Monday, 1 September 2025

Matters of Urgency

Gas Industry

4:21 pm

Photo of Peter Whish-WilsonPeter Whish-Wilson (Tasmania, Australian Greens) Share this | Hansard source

There's a reason for the secrecy around this methane leak in Darwin Harbour. There's a reason for the sensitivity around it. It's because both the dirty fossil fuel industry and this government know that we have a methane problem in this country. When methane leaks from a project it's called a fugitive emission. Did you know, senators, that 27 per cent of all our methane accounting in emissions comes from leaks from fugitive emissions? That makes up just less than 10 per cent of our nation's entire greenhouse gas inventories, from leaks from these kinds of projects. It beggars belief that, at a plant in the Northern Territory that is being looked at and studied by our science agencies and others, we can tolerate this, when at the same time we're opening up some of the biggest carbon bombs, the biggest fossil fuel projects, in our nation's history, and we want to store the carbon and the methane under the ocean, which has never been done before.

Whether it's the Barossa project—remember the sea dumping bill in the last parliament?—or the North-West Shelf extension out to 2070, talk about fugitive emissions, or Murujuga art, if you want to go down that road. But they want to open up the Browse Basin, near the pristine Scott Reef in Western Australia, and pump the CO2 and methane back under the ground, under the ocean. Who's going to be looking at that? These are some of the biggest projects in our nation's history.

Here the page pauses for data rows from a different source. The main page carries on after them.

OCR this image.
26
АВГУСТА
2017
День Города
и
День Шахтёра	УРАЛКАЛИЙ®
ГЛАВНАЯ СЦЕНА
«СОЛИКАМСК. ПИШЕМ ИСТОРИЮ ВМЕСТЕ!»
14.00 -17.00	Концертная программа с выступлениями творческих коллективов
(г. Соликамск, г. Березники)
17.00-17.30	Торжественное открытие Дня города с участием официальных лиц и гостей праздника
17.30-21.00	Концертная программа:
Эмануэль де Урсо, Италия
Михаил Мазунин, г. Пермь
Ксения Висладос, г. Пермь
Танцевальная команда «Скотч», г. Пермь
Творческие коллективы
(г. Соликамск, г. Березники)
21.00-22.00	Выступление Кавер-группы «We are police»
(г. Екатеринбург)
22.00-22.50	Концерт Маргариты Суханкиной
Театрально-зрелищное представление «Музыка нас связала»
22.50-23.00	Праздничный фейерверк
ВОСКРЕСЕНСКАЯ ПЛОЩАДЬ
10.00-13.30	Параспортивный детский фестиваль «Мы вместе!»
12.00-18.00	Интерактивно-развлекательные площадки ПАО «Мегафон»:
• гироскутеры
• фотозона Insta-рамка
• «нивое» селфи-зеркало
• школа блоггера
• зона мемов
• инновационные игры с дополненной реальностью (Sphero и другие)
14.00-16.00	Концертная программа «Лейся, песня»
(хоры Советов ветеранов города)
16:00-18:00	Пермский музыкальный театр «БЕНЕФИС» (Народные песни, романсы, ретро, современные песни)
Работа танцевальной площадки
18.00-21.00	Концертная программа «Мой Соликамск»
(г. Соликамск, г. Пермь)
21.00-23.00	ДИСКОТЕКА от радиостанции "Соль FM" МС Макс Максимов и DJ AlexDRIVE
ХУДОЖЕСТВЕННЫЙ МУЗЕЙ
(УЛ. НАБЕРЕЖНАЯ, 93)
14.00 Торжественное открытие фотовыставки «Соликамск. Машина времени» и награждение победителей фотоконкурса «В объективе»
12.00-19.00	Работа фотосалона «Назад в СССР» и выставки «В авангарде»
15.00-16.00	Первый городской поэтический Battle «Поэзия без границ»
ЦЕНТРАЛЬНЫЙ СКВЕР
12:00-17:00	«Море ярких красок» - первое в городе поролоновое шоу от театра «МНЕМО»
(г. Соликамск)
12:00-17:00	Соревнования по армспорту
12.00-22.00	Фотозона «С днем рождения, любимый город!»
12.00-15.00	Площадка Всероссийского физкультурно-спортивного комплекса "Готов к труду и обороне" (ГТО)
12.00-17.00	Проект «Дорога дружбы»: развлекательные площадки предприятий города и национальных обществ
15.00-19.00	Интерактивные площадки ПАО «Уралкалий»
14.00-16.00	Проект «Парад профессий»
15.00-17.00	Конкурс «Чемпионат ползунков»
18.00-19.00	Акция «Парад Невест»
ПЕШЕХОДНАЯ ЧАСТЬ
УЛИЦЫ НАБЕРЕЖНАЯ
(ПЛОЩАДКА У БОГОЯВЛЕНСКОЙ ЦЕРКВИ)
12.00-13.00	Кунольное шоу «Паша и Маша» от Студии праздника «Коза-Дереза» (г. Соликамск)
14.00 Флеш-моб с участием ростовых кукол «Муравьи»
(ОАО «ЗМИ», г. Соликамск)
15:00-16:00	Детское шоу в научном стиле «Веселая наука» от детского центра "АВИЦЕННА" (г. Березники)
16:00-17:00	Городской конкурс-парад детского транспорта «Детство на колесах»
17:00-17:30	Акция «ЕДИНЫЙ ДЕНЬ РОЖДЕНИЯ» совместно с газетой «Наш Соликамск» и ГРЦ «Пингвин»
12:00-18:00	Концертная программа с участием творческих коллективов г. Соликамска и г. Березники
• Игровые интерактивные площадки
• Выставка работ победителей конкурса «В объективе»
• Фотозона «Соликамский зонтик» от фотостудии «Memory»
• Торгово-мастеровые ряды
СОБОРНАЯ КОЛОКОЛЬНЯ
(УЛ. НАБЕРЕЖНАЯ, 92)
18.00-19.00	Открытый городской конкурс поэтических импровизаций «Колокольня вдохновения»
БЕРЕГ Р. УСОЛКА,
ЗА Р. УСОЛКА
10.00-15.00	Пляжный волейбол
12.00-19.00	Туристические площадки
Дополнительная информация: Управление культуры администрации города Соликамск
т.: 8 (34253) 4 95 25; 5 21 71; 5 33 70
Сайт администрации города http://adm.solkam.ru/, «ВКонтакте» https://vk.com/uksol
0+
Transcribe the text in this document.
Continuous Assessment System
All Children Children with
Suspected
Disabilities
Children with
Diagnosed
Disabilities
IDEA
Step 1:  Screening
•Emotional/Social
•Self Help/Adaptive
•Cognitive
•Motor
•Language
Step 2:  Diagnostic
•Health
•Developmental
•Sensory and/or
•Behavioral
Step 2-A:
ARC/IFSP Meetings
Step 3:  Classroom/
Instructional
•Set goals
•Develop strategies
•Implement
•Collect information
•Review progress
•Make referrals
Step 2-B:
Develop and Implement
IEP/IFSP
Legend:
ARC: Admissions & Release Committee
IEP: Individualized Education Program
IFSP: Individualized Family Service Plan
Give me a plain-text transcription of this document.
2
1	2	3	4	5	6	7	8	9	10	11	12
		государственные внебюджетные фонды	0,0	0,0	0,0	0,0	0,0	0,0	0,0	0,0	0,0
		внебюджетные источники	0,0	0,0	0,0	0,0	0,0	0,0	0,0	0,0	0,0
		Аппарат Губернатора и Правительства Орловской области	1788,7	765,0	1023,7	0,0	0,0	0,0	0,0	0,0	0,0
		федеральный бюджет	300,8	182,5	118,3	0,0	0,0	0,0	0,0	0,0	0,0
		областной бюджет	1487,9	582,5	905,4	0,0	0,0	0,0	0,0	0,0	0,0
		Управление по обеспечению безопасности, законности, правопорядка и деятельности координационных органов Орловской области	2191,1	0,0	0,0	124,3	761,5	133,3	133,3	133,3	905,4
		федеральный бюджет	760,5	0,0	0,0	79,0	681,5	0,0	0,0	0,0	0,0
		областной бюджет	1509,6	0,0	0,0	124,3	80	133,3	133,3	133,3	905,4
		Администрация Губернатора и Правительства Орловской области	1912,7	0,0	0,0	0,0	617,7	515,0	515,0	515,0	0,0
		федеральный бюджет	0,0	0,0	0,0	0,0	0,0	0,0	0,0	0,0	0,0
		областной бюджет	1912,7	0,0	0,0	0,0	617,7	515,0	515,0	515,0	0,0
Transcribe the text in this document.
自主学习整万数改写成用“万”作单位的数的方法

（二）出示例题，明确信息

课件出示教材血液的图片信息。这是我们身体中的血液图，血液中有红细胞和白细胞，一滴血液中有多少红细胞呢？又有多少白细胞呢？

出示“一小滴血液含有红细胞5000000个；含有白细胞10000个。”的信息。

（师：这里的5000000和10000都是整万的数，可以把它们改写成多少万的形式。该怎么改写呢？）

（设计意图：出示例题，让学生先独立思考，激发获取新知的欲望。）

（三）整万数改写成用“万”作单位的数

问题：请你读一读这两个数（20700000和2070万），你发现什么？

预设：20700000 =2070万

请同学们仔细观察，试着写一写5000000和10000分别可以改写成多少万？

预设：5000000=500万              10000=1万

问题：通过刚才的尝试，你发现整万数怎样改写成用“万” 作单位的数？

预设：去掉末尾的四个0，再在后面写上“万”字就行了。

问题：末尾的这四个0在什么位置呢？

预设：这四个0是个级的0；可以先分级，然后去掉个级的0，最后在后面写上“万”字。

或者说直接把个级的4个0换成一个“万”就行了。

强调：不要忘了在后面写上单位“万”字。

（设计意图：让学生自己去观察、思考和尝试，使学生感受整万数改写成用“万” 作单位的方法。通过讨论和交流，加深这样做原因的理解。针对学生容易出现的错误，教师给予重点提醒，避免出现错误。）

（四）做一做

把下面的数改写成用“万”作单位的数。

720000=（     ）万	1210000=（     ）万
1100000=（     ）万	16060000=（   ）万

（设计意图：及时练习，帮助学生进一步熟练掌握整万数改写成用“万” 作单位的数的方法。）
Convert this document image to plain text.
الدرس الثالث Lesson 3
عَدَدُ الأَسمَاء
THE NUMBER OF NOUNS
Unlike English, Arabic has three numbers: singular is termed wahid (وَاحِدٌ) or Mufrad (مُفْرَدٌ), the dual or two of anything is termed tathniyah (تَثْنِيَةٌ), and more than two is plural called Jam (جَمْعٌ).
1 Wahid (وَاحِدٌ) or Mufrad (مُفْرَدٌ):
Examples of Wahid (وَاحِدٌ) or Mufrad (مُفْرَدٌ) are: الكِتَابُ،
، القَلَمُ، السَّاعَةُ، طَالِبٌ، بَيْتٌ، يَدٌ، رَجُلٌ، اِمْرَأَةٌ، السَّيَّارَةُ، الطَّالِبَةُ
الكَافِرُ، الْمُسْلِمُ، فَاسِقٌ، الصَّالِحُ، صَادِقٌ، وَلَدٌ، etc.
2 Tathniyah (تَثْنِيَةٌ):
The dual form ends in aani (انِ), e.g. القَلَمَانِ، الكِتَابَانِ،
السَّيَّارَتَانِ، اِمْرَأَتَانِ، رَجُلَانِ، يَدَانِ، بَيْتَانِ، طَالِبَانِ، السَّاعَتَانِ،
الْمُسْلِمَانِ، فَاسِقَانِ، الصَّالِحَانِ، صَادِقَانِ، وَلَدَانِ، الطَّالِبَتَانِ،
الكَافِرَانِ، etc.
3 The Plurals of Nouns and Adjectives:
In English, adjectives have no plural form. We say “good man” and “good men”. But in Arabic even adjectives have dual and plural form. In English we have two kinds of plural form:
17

To even begin that process they literally have to blast the crap out of the ocean with seismic testing for decades to try to understand these geological structures.

This industry and the governments that are captured by these industries cannot be trusted with fugitive emissions, whether it be methane or whether it be CO2. The best way to cut our methane emissions and our carbon dioxide emissions is to stop all new fossil fuel projects in this country.